Sinds anderhalf jaar
geleden de eerste column in NRC
Handelsblad verscheen, zijn Pieter Steinz' verslagen van zijn
leeservaringen in het licht van zijn dodelijke ziekte uitbundig geprezen. Nu
hij de serie heeft afgerond en de 52 afleveringen van Lezen met ALS door uitgeverij Nieuw Amsterdam zijn gebundeld blijkt
de literair journalist en oud-directeur van het Nederlands Letterenfonds
overtuigend te hebben aangetoond hoe heilzaam bibliotherapie is. Ook al
bagatelliseert hij de heilzame kracht van Luigi Pirandello, Toon Tellegen en
zijn andere literaire helden.
Wat te doen als een dokter de fatale boodschap brengt? Het
cliché wil dat mensen eindelijk de droom realiseren die ze een leven lang hebben
gekoesterd. Een verre reis maken, hun baas de waarheid zeggen, die ene dure
fles wijn openen. Niet voor niets roept Youp van 't Hek zijn publiek steeds
weer op te leven alsof iedere dag de laatste dag van hun leven is. Maar wat als
je, zoals Pieter Steinz, altijd hebt gedaan wat je het liefste deed? Lezen en,
meer nog, stukken over de gelezen boeken schrijven. Het antwoord is simpel: doorgaan.

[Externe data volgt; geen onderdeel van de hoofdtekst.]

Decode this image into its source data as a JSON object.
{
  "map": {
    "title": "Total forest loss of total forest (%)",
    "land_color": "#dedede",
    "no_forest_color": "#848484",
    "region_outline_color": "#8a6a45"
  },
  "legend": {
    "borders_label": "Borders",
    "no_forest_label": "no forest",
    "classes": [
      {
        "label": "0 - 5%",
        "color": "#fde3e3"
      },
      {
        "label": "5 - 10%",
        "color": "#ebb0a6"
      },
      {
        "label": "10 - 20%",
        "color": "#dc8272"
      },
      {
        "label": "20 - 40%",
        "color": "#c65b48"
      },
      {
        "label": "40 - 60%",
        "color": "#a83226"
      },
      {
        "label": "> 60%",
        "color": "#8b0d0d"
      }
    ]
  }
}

Hij zou niet zonder kunnen. Ergens noemt hij stukken schrijven zijn 'levenslijn
naar de buitenwereld'.
Zo ontstond de reeks columns over lezen met amyotrofe
laterale sclerose (ALS). De titel suggereert misschien dat Steinz boeken leest
– persoonlijke favorieten die hij opnieuw ter hand neemt, nieuw verschenen
titels waar hij naar uit had gekeken – en bedenkt wat ze te zeggen hebben over
zijn ongeneeslijke aandoening. In werkelijkheid is het andersom. Hij vertelt over
zijn ervaringen als patiënt en zijn gevoelens in het aangezicht van de dood en
pakt daar uit zijn kast de boeken bij die hem daarbij lijken te passen. Centraal
in dit boek staat het verloop van Steinz 'ziekte. Tot het moment, vorige maand,
dat hij meende er niets nieuws meer over te kunnen zeggen.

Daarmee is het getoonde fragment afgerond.